Open ppenzin opened 3 months ago
From my brief look at this spec, it looks like we'd use dup_odd
to pattern match a pairwise operation. So, IIUC, pattern matching with flexible vectors should be a bit easier than the current SIMD shuffles.
But we would still have the trouble of choosing a canonical form that matches well to hardware and for all the runtimes to perform the matching. For instance, the current shuffle approach in LLVM would map to concat_lower_upper
and that, again, isn't useful for the horizontal FP instructions that I'm aware of.
So, I would definitely be in favour of having dedicated wasm instruction(s), for both fixed and flexible!
Arm hardware-wise, Neon includes faddp
for floats, which are chained for a full reduction, and addv
is used for integer reduction.

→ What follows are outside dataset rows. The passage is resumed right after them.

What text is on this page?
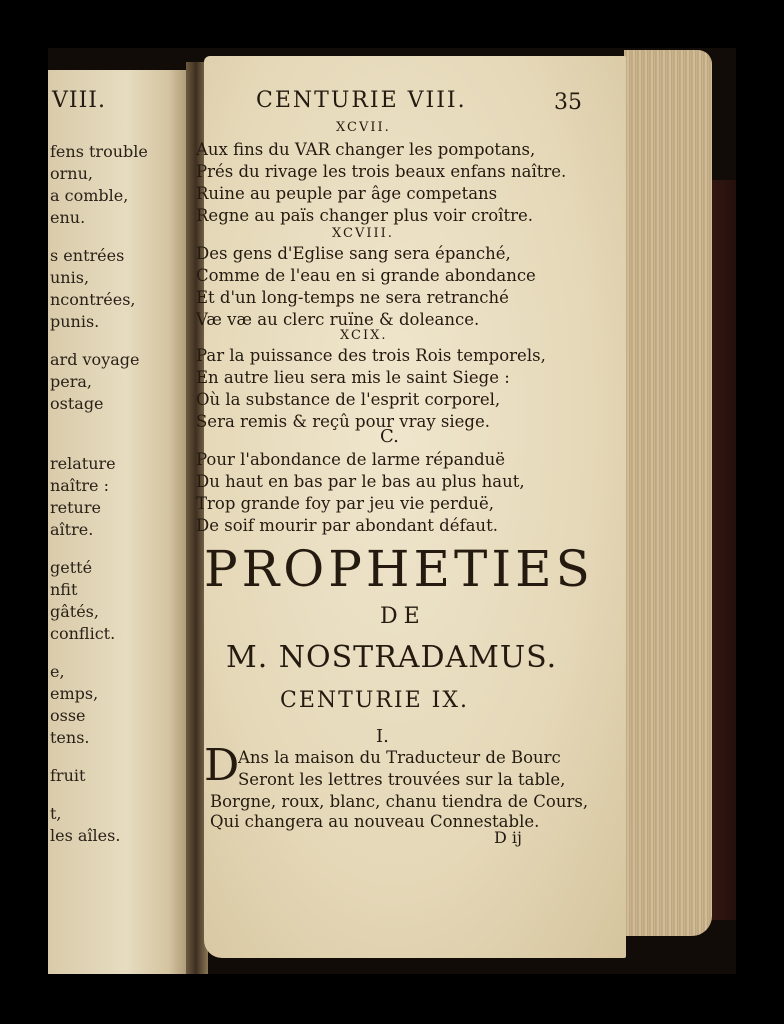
VIII.
fens trouble
ornu,
a comble,
enu.
s entrées
unis,
ncontrées,
punis.
ard voyage
pera,
ostage
relature
naître :
reture
aître.
getté
nfit
gâtés,
conflict.
e,
emps,
osse
tens.
fruit
t,
les aîles.
CENTURIE VIII.	35
XCVII.
Aux fins du VAR changer les pompotans,
Prés du rivage les trois beaux enfans naître.
Ruine au peuple par âge competans
Regne au païs changer plus voir croître.
XCVIII.
Des gens d'Eglise sang sera épanché,
Comme de l'eau en si grande abondance
Et d'un long-temps ne sera retranché
Væ væ au clerc ruïne & doleance.
XCIX.
Par la puissance des trois Rois temporels,
En autre lieu sera mis le saint Siege :
Où la substance de l'esprit corporel,
Sera remis & reçû pour vray siege.
C.
Pour l'abondance de larme répanduë
Du haut en bas par le bas au plus haut,
Trop grande foy par jeu vie perduë,
De soif mourir par abondant défaut.
PROPHETIES
DE
M. NOSTRADAMUS.
CENTURIE IX.
I.
D
Ans la maison du Traducteur de Bourc
Seront les lettres trouvées sur la table,
Borgne, roux, blanc, chanu tiendra de Cours,
Qui changera au nouveau Connestable.
D ij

SVE includes faddv
, which performs a recursive pairwise reduction on floats, but I'm not sure what we use for integers.
We have the SADDV
and UADDV
instructions to deal with integers (signed and unsigned respectively) in SVE. BTW another option for floating-point values is FADDA
, which is strictly ordered, but realistically has a performance cost.
There are also pairwise operations, i.e. ADDP
and FADDP
.
I vaguely remember horizontal ops were not great on x86. @rrwinterton, do you have any thoughts?
Originally thought to be a post-MVP feature: https://github.com/WebAssembly/simd/issues/20
There is PR to LLVM to introduce shuffle patterns that combined with other instructions would translate to horizontal additions - motivation to restart the conversation on horizontal SIMD ops or at least provide a way to disseminate this among the runtimes.
@sparker-arm as the author of the patch, sorry to put you on the spot.